IEEE/ACM Trans Comput Biol Bioinform. 2024 Jul-Aug;21(4):748-756. doi: 10.1109/TCBB.2022.3205217. Epub 2024 Aug 9.
Although deep learning for Big Data analytics has achieved promising results in the field of optical coherence tomography (OCT) image denoising, the low recognition rate caused by complex noise distribution and a large number of redundant features is still a challenge faced by deep learning-based denoising methods. Moreover, the network with large depth will bring high computational complexity. To this end, we propose a progressive feature fusion attention dense network (PFFADN) for speckle noise removal in OCT images. We arrange densely connected dense blocks in the deep convolution network, and sequentially connect the shallow convolution feature map with the deep one extracted from each dense block to form a residual block. We add attention mechanism to the network to extract the key features and suppress the irrelevant ones. We fuse the output feature maps from all dense blocks and input them to the reconstruction output layer. We compare PFFADN with the state-of-the-art denoising algorithms on retinal OCT images. Experiments show that our method has better improvement in denoising performance.
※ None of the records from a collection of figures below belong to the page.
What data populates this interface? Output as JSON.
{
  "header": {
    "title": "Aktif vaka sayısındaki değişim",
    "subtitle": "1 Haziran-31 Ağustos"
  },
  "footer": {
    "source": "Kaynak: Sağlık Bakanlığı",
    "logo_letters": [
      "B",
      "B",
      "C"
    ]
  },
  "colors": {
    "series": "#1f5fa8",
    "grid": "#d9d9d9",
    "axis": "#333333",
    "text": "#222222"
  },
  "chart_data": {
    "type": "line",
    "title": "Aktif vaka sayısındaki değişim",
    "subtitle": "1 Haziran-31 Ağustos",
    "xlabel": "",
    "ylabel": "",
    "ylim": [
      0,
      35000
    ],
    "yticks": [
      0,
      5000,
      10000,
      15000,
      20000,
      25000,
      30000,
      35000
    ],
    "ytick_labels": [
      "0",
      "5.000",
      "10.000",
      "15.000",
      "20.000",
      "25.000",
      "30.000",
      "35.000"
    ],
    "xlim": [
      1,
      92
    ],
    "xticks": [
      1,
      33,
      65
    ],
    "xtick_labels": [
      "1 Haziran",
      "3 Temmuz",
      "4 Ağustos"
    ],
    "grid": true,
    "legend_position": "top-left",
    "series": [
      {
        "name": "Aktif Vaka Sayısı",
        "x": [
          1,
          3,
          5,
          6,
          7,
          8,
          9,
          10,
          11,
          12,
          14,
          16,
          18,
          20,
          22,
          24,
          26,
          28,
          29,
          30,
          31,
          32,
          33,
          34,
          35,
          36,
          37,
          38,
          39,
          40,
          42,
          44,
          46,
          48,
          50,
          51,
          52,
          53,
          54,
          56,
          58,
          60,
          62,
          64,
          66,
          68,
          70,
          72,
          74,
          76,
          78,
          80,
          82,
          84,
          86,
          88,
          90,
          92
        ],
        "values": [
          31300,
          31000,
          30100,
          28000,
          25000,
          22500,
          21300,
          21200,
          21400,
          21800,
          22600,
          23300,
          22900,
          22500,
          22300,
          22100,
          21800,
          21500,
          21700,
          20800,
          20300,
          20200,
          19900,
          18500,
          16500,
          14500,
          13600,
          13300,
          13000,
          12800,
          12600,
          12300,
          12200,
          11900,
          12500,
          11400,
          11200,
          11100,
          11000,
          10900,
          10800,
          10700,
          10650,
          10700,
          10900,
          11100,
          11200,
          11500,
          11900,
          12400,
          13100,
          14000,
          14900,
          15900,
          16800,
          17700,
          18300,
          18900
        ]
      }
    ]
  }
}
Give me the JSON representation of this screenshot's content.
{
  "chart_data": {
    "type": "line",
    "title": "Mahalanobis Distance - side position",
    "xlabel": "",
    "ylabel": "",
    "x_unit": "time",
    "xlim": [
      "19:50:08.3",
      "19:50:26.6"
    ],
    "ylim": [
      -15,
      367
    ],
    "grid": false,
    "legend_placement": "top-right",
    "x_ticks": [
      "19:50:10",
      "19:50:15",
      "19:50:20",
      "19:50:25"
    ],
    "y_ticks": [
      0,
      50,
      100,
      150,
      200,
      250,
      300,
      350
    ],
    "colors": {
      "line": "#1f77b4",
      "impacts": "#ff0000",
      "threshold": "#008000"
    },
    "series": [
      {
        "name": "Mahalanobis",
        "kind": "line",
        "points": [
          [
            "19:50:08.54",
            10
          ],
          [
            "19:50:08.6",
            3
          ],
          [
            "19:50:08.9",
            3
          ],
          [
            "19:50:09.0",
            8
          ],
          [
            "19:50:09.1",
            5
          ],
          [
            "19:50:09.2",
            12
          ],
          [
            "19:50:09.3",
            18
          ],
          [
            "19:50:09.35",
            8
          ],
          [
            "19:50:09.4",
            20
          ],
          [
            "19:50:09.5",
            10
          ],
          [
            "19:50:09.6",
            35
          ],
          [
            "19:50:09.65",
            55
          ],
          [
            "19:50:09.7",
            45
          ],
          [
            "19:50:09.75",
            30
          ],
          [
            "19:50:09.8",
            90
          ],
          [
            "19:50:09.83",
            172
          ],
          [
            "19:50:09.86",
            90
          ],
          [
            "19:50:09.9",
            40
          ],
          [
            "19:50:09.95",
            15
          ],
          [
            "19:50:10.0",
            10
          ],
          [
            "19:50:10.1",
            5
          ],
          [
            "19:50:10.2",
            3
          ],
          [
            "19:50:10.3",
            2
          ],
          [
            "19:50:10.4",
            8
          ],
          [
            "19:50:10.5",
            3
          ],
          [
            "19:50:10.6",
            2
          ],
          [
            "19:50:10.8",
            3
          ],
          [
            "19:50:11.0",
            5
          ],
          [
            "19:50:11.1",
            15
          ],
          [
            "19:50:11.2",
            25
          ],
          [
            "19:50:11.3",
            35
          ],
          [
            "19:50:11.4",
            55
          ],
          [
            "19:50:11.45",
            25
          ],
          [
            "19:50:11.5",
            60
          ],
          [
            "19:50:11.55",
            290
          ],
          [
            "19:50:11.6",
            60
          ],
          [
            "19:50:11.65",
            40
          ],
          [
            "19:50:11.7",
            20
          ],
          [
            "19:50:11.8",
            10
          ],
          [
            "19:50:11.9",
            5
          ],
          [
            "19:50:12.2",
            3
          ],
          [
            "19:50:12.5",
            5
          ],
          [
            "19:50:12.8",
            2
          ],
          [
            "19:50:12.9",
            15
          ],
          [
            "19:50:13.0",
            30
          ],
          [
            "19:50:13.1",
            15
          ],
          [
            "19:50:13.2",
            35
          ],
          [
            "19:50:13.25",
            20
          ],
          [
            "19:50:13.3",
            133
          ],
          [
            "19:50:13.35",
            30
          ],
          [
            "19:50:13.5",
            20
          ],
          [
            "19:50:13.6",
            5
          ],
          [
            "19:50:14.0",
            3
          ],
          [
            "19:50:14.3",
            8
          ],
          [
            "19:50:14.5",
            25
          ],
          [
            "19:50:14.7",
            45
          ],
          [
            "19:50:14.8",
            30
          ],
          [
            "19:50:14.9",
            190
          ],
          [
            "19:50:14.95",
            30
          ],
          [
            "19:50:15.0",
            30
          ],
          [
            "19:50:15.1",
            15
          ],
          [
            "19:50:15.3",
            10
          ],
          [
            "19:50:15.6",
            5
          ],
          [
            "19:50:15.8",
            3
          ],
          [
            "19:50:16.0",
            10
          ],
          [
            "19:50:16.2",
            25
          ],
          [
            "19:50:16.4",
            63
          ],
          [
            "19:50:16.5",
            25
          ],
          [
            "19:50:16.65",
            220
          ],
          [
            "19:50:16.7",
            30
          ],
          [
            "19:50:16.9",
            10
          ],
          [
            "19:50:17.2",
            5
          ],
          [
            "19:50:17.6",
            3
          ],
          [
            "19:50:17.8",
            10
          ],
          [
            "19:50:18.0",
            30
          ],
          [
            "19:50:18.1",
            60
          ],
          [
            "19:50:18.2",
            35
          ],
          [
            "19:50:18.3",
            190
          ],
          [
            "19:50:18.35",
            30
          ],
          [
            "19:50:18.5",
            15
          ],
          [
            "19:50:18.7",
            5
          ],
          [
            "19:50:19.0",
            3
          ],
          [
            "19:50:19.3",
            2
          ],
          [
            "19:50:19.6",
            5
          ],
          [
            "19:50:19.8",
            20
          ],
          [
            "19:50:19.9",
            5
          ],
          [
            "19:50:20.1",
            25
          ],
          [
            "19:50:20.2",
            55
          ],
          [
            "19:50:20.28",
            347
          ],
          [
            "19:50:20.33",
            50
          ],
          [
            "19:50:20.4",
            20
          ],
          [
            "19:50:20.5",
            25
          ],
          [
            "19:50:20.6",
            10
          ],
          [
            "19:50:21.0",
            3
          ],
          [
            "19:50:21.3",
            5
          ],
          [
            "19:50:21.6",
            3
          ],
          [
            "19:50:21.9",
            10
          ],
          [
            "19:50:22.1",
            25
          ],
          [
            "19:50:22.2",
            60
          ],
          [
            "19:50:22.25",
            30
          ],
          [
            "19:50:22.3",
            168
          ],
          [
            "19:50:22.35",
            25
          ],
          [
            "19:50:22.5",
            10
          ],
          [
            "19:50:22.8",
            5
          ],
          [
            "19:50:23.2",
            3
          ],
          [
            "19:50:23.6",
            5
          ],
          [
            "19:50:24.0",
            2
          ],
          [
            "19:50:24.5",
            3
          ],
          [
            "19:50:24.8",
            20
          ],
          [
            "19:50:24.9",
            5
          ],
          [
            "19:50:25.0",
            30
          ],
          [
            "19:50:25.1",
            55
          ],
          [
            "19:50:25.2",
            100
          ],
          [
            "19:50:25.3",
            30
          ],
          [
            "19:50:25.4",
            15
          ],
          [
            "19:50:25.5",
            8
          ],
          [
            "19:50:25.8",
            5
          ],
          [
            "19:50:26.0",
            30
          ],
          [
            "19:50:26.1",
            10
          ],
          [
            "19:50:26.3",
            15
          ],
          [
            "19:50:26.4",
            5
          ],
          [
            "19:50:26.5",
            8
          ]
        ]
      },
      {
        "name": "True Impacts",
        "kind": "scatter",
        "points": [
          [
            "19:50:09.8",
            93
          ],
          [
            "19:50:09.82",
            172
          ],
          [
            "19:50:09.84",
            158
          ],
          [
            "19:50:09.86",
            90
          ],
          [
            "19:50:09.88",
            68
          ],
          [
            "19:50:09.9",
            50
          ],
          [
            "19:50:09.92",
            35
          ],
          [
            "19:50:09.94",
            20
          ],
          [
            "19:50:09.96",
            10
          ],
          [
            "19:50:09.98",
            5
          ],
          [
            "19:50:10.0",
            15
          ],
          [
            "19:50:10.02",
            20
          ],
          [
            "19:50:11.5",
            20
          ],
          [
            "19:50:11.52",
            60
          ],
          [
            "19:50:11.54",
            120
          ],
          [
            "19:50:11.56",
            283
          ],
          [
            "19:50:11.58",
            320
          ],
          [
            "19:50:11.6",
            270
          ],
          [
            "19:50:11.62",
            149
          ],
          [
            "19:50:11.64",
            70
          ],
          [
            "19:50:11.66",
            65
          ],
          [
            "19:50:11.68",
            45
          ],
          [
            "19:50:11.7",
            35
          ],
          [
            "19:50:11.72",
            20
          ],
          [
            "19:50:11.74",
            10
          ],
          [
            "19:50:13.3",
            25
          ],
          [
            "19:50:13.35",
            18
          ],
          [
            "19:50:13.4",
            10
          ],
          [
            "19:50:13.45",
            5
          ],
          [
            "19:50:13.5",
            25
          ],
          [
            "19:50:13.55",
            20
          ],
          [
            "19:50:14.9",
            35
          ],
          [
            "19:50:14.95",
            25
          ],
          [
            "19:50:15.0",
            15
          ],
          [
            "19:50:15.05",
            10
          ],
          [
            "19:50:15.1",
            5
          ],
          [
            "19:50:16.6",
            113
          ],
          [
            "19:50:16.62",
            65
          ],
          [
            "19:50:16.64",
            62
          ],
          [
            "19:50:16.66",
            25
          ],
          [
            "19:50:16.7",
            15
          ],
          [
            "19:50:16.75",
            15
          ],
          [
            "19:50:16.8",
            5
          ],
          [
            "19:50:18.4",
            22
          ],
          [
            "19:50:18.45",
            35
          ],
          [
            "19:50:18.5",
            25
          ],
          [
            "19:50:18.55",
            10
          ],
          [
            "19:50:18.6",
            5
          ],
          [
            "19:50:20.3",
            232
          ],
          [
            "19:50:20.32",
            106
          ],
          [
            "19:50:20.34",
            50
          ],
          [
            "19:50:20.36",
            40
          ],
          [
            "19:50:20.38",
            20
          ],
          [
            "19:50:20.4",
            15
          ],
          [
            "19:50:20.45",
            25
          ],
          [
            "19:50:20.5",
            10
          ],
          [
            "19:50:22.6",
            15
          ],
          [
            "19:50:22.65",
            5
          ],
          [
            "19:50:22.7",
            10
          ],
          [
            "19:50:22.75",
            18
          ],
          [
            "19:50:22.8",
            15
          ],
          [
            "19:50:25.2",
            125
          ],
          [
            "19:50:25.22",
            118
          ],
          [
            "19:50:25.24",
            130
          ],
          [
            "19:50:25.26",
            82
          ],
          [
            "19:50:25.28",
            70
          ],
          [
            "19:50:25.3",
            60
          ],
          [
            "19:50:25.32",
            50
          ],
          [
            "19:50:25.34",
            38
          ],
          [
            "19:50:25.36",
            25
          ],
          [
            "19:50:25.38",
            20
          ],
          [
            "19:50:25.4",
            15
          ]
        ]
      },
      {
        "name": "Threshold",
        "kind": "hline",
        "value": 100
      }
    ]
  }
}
尽管用于大数据分析的深度学习在光学相干断层扫描 (OCT) 图像去噪领域取得了有希望的结果,但由于复杂的噪声分布和大量冗余特征,深度学习去噪方法仍然面临着低识别率的挑战。此外,深度较大的网络会带来较高的计算复杂度。为此,我们提出了一种渐进式特征融合注意力密集网络 (PFFADN),用于去除 OCT 图像中的散斑噪声。我们在深度卷积网络中排列密集连接的密集块,并依次将浅层卷积特征图与从每个密集块中提取的深层特征图连接起来,形成残差块。我们在网络中添加注意力机制,以提取关键特征并抑制无关特征。我们融合所有密集块的输出特征图,并将它们输入到重建输出层。我们将 PFFADN 与视网膜 OCT 图像的最先进的去噪算法进行了比较。实验表明,我们的方法在去噪性能方面有了更好的提高。